The network, which received a $249,000 grant from Institute of Museum and Library Services, makes ASU-sponsored educational programming, such as ASU Startup School, accessible to local entrepreneurs and business owners through member libraries and other institutions.
ASU Startup School provides an open-source educational platform for development of startup ventures. Each site is connected with partners, including local economic development professionals and support staff from ASU’s Office of Entrepreneurship and Innovation (E+I), who help design and execute programs offered by each location.
“Programs that work closely with the community in a concerted effort to bring entrepreneurship education beyond the walls of academia are rare,” said Iffert-Saleem.
Because of that, Iffert-Saleem said they will host Forum 2015, an event aimed at bringing together creative minds from the fields of academia, library science, and economic development to explore solutions that support a diverse group of entrepreneurs and connect with thought leaders from other innovative communities.

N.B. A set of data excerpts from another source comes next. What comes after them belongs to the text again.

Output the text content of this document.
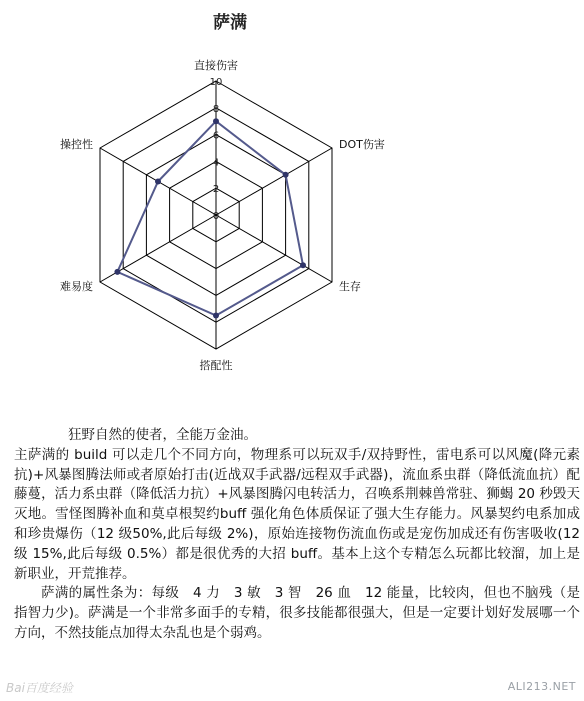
萨满
0
2
4
6
8
10
直接伤害
DOT伤害
生存
搭配性
难易度
操控性

狂野自然的使者，全能万金油。

主萨满的 build 可以走几个不同方向，物理系可以玩双手/双持野性，雷电系可以风魔(降元素抗)+风暴图腾法师或者原始打击(近战双手武器/远程双手武器)，流血系虫群（降低流血抗）配藤蔓，活力系虫群（降低活力抗）+风暴图腾闪电转活力，召唤系荆棘兽常驻、狮蝎 20 秒毁天灭地。雪怪图腾补血和莫卓根契约buff 强化角色体质保证了强大生存能力。风暴契约电系加成和珍贵爆伤（12 级50%,此后每级 2%)，原始连接物伤流血伤或是宠伤加成还有伤害吸收(12 级 15%,此后每级 0.5%）都是很优秀的大招 buff。基本上这个专精怎么玩都比较溜，加上是新职业，开荒推荐。

萨满的属性条为：每级　4 力　3 敏　3 智　26 血　12 能量，比较肉，但也不脑残（是指智力少)。萨满是一个非常多面手的专精，很多技能都很强大，但是一定要计划好发展哪一个方向，不然技能点加得太杂乱也是个弱鸡。

Bai百度经验	ALI213.NET
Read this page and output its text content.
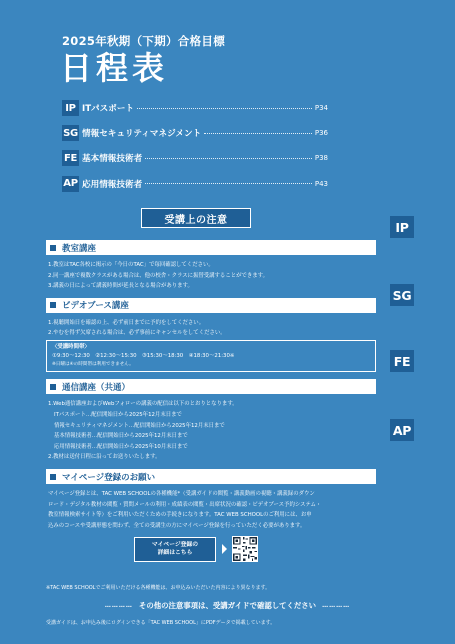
2025年秋期（下期）合格目標
日程表
IP ITパスポート	P34
SG 情報セキュリティマネジメント	P36
FE 基本情報技術者	P38
AP 応用情報技術者	P43
受講上の注意	IP
SG
FE
AP
教室講座
1.教室はTAC各校に掲示の「今日のTAC」で毎回確認してください。
2.同一講座で複数クラスがある場合は、他の校舎・クラスに振替受講することができます。
3.講義の日によって講義時間が延長となる場合があります。
ビデオブース講座
1.視聴開始日を確認の上、必ず前日までに予約をしてください。
2.やむを得ず欠席される場合は、必ず事前にキャンセルをしてください。
〈受講時間帯〉
①9:30～12:30　②12:30～15:30　③15:30～18:30　④18:30～21:30※
※日曜は④の時間帯は利用できません。
通信講座（共通）
1.Web通信講座およびWebフォローの講義の配信は以下のとおりとなります。
ITパスポート…配信開始日から2025年12月末日まで
情報セキュリティマネジメント…配信開始日から2025年12月末日まで
基本情報技術者…配信開始日から2025年12月末日まで
応用情報技術者…配信開始日から2025年10月末日まで
2.教材は送付日程に沿ってお送りいたします。
マイページ登録のお願い
マイページ登録とは、TAC WEB SCHOOLの各種機能*（受講ガイドの閲覧・講義動画の視聴・講義録のダウン
ロード・デジタル教材の閲覧・質問メールの利用・成績表の閲覧・出席状況の確認・ビデオブース予約システム・
教室情報検索サイト等）をご利用いただくための手続きになります。TAC WEB SCHOOLのご利用には、お申
込みのコースや受講形態を問わず、全ての受講生の方にマイページ登録を行っていただく必要があります。
マイページ登録の
詳細はこちら
※TAC WEB SCHOOLでご利用いただける各種機能は、お申込みいただいた内容により異なります。
………… その他の注意事項は、受講ガイドで確認してください …………
受講ガイドは、お申込み後にログインできる「TAC WEB SCHOOL」にPDFデータで掲載しています。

Forum 2015 will be held on June 18-19 at the ASU Chandler Innovation Center in Chandler, Arizona. It will feature a keynote by Michael Porter, branch operations administrator – innovation and strategies at Maricopa County Library Districts.
The form will include hands-on workshops; sessions on topics such as building a mentor network, marketing entrepreneurship programs, evaluating success and supporting makers; networking sessions; a panel discussion on supporting diverse entrepreneurs; and a group ideation session on supporting entrepreneurs in the community.
“Working alongside librarians to ask, ‘How can we join forces to further advance our libraries as powerhouses of entrepreneurship, innovation, and economic development?’ will inform initiatives that continue to build and leverage resources, empowering community gathering spaces across the country,” Iffert-Saleem said.